The Pink House is awash with activity at the moment as we prepare to meet with Senator Joe Lieberman tomorrow (Thursday) to confront him on his comments that “we’ve got to be prepared to take aggressive military action against the Iranians …”. CODEPINK member Leslie Angeline has been on a hunger strike since Sunday in reaction to his statement. Leslie recently returned from a Citizen Diplomacy visit to Iran, where she met dozens of Iranians and was particularly touched by their kindness and warmth. Seventy percent of the Iranian population is under the age of 30—the same age as her son.

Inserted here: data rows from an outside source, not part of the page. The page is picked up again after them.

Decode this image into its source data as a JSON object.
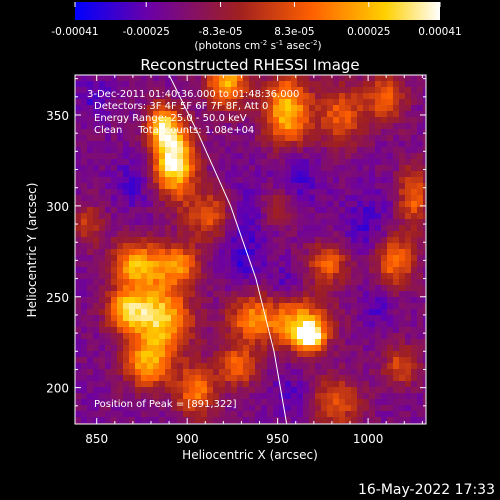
{
  "colorbar": {
    "tick_labels": [
      "-0.00041",
      "-0.00025",
      "-8.3e-05",
      "8.3e-05",
      "0.00025",
      "0.00041"
    ],
    "tick_values": [
      -0.00041,
      -0.00025,
      -8.3e-05,
      8.3e-05,
      0.00025,
      0.00041
    ],
    "range": [
      -0.00041,
      0.00041
    ],
    "units_parts": [
      "(photons cm",
      "-2",
      " s",
      "-1",
      " asec",
      "-2",
      ")"
    ],
    "colormap_stops": [
      "#0000ff",
      "#6a00a8",
      "#a02020",
      "#ff6000",
      "#ffd000",
      "#ffffff"
    ]
  },
  "chart_data": {
    "type": "heatmap",
    "title": "Reconstructed RHESSI Image",
    "xlabel": "Heliocentric X (arcsec)",
    "ylabel": "Heliocentric Y (arcsec)",
    "xlim": [
      838,
      1032
    ],
    "ylim": [
      180,
      372
    ],
    "xticks": [
      "850",
      "900",
      "950",
      "1000"
    ],
    "xtick_values": [
      850,
      900,
      950,
      1000
    ],
    "yticks": [
      "200",
      "250",
      "300",
      "350"
    ],
    "ytick_values": [
      200,
      250,
      300,
      350
    ],
    "peak": [
      891,
      322
    ],
    "limb_line": [
      [
        890,
        372
      ],
      [
        906,
        340
      ],
      [
        924,
        300
      ],
      [
        938,
        260
      ],
      [
        948,
        220
      ],
      [
        955,
        180
      ]
    ],
    "annotations": {
      "time_range": "3-Dec-2011 01:40:36.000 to 01:48:36.000",
      "detectors": "Detectors: 3F 4F 5F 6F 7F 8F, Att 0",
      "energy": "Energy Range: 25.0 - 50.0 keV",
      "method": "Clean     Total counts: 1.08e+04",
      "peak_label": "Position of Peak = [891,322]"
    },
    "blobs": [
      {
        "x": 893,
        "y": 325,
        "sx": 8,
        "sy": 13,
        "a": 1.0
      },
      {
        "x": 886,
        "y": 345,
        "sx": 6,
        "sy": 8,
        "a": 0.7
      },
      {
        "x": 912,
        "y": 295,
        "sx": 10,
        "sy": 10,
        "a": 0.45
      },
      {
        "x": 922,
        "y": 368,
        "sx": 8,
        "sy": 10,
        "a": 0.7
      },
      {
        "x": 955,
        "y": 352,
        "sx": 9,
        "sy": 14,
        "a": 0.75
      },
      {
        "x": 985,
        "y": 350,
        "sx": 10,
        "sy": 12,
        "a": 0.45
      },
      {
        "x": 1010,
        "y": 360,
        "sx": 8,
        "sy": 10,
        "a": 0.45
      },
      {
        "x": 872,
        "y": 268,
        "sx": 10,
        "sy": 9,
        "a": 0.7
      },
      {
        "x": 895,
        "y": 268,
        "sx": 8,
        "sy": 8,
        "a": 0.55
      },
      {
        "x": 866,
        "y": 243,
        "sx": 8,
        "sy": 8,
        "a": 0.6
      },
      {
        "x": 885,
        "y": 238,
        "sx": 12,
        "sy": 14,
        "a": 0.8
      },
      {
        "x": 878,
        "y": 212,
        "sx": 9,
        "sy": 9,
        "a": 0.6
      },
      {
        "x": 905,
        "y": 198,
        "sx": 8,
        "sy": 10,
        "a": 0.55
      },
      {
        "x": 935,
        "y": 238,
        "sx": 9,
        "sy": 9,
        "a": 0.55
      },
      {
        "x": 928,
        "y": 212,
        "sx": 8,
        "sy": 8,
        "a": 0.5
      },
      {
        "x": 962,
        "y": 235,
        "sx": 12,
        "sy": 10,
        "a": 0.7
      },
      {
        "x": 968,
        "y": 228,
        "sx": 5,
        "sy": 5,
        "a": 0.8
      },
      {
        "x": 978,
        "y": 268,
        "sx": 8,
        "sy": 8,
        "a": 0.5
      },
      {
        "x": 1015,
        "y": 270,
        "sx": 8,
        "sy": 10,
        "a": 0.55
      },
      {
        "x": 1025,
        "y": 305,
        "sx": 6,
        "sy": 12,
        "a": 0.5
      },
      {
        "x": 982,
        "y": 192,
        "sx": 10,
        "sy": 10,
        "a": 0.45
      },
      {
        "x": 1018,
        "y": 212,
        "sx": 7,
        "sy": 8,
        "a": 0.4
      },
      {
        "x": 950,
        "y": 300,
        "sx": 8,
        "sy": 8,
        "a": 0.3
      },
      {
        "x": 845,
        "y": 290,
        "sx": 6,
        "sy": 8,
        "a": 0.35
      }
    ],
    "dark_spots": [
      {
        "x": 932,
        "y": 292,
        "sx": 9,
        "sy": 14,
        "a": 0.55
      },
      {
        "x": 960,
        "y": 315,
        "sx": 9,
        "sy": 12,
        "a": 0.5
      },
      {
        "x": 930,
        "y": 268,
        "sx": 7,
        "sy": 7,
        "a": 0.45
      },
      {
        "x": 870,
        "y": 312,
        "sx": 7,
        "sy": 9,
        "a": 0.45
      },
      {
        "x": 1000,
        "y": 290,
        "sx": 10,
        "sy": 12,
        "a": 0.45
      },
      {
        "x": 955,
        "y": 258,
        "sx": 6,
        "sy": 6,
        "a": 0.4
      },
      {
        "x": 958,
        "y": 195,
        "sx": 8,
        "sy": 8,
        "a": 0.4
      },
      {
        "x": 1005,
        "y": 245,
        "sx": 6,
        "sy": 8,
        "a": 0.4
      },
      {
        "x": 848,
        "y": 360,
        "sx": 7,
        "sy": 7,
        "a": 0.4
      }
    ]
  },
  "footer": {
    "timestamp": "16-May-2022 17:33"
  }
}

In the Peace Room, Liz and Mila prepare pink body banners that read, “Iranians are our Sisters” and “Peace Talks, not War Hawks”. Desiree paints a frame to hold one of Leslie’s photos of the beautiful Iranian children and families that she met while there. Phillip researches presidential candidates’ statements on military action against Iran. Medea, Rae and Ena network with media and other peace groups to bring attention to tomorrow’s meeting.
It’s amazing how, once we have a plan, CODEPINK goes into immediate overdrive. Over dinner we discussed our plan for tomorrow—who will meet with the Senator; who will be outside in the halls liaising with media and the Capitol Police; alternatives in case the Senator doesn’t show, or doesn’t listen; who will get arrested and how. Our message and the medium through which we deliver it will be all about peace. Pat, who was involved with the Vietnam anti-war movement, points out that our peace movement has a very different tone than that one.

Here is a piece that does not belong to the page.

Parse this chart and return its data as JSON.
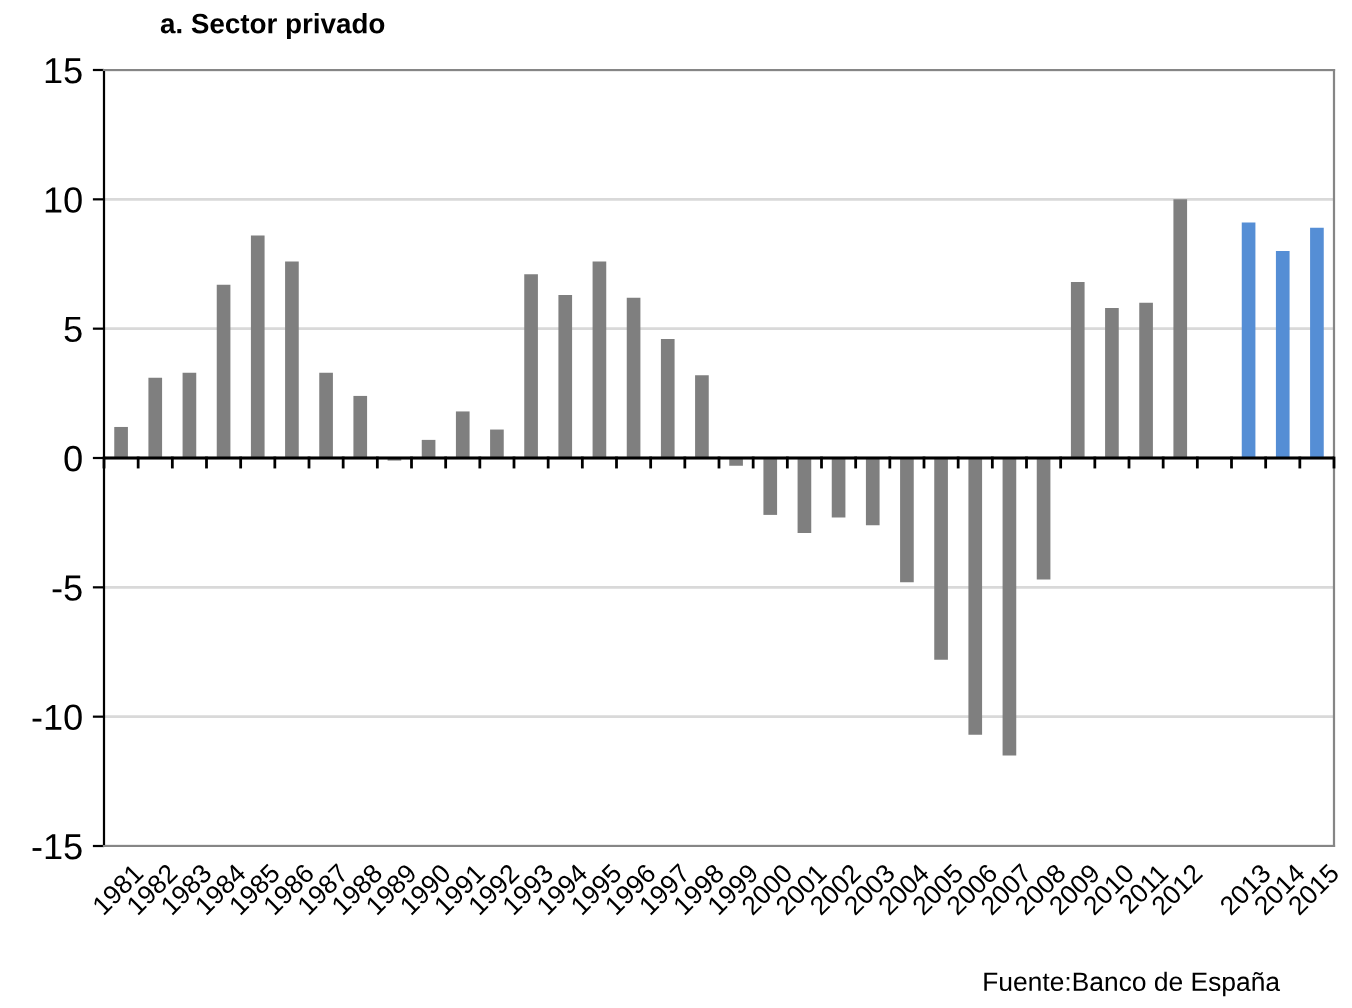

“It was testosterone-filled—very militant,” she says. After having spent a couple of days on the Hill with CODEPINK, she’s impressed by the difference in our tactics. I, too, love the almost Southern-gentility of our approach. First of all, pink is such a warm, healing, non-threatening color—on my first day in the halls of Congress, I saw the affect that it has: People smile and seem welcoming, whatever their particular stand on the issue. As Pat notes, Medea (and Gael, until she got banned from the Hill) are always engaging, pleasant—assertive, but clearly there to open and maintain dialogue, not to set up untenable positions. It’s a style that wins more friends than makes enemies, and it’s one that I and my Pink Sisters all learn to emulate.
How much more successful, I can’t help thinking, would US foreign relations be if we used the same level of diplomacy—rather than bullying and violence—to achieve our goals. I, like many others, believe that many of those now targeted as US “enemies” have legitimate grievances against this country. But as my grandma used to say, you catch a lot more flies with honey than you do with vinegar. Why is it that, with so much military and economic might, the US can’t use its power for good? Why are we still building, selling and using weapons of mass destruction (oh, those WMDs—they’re not hard to find right here at home) when that money could go toward assisting, healing, educating and encouraging people all over the world to develop their own prosperous, peaceful cultures? When the US uses its military might to try to force nations to do what we want, those nations naturally get their backs up—no matter what it is we might want.
So I hope that the generosity and joy and devotion and dedication through which CODEPINK conducts its campaign for peace will begin to disperse throughout the entire political and diplomatic community—not only to end the war in Iraq and stop one in Iran, but also to bring about peace, justice and goodwill throughout the world, for now and for the future of the Iranian, Iraqi, Afghani, Sudanese, Albanian, Chechnyan, and all the other children who will one day inherit these conflicts and concerns. What better gift can we give our children—in a global society, these are ALL our children, they are the world’s children—than the tools through which to bring about peaceful, joyful change?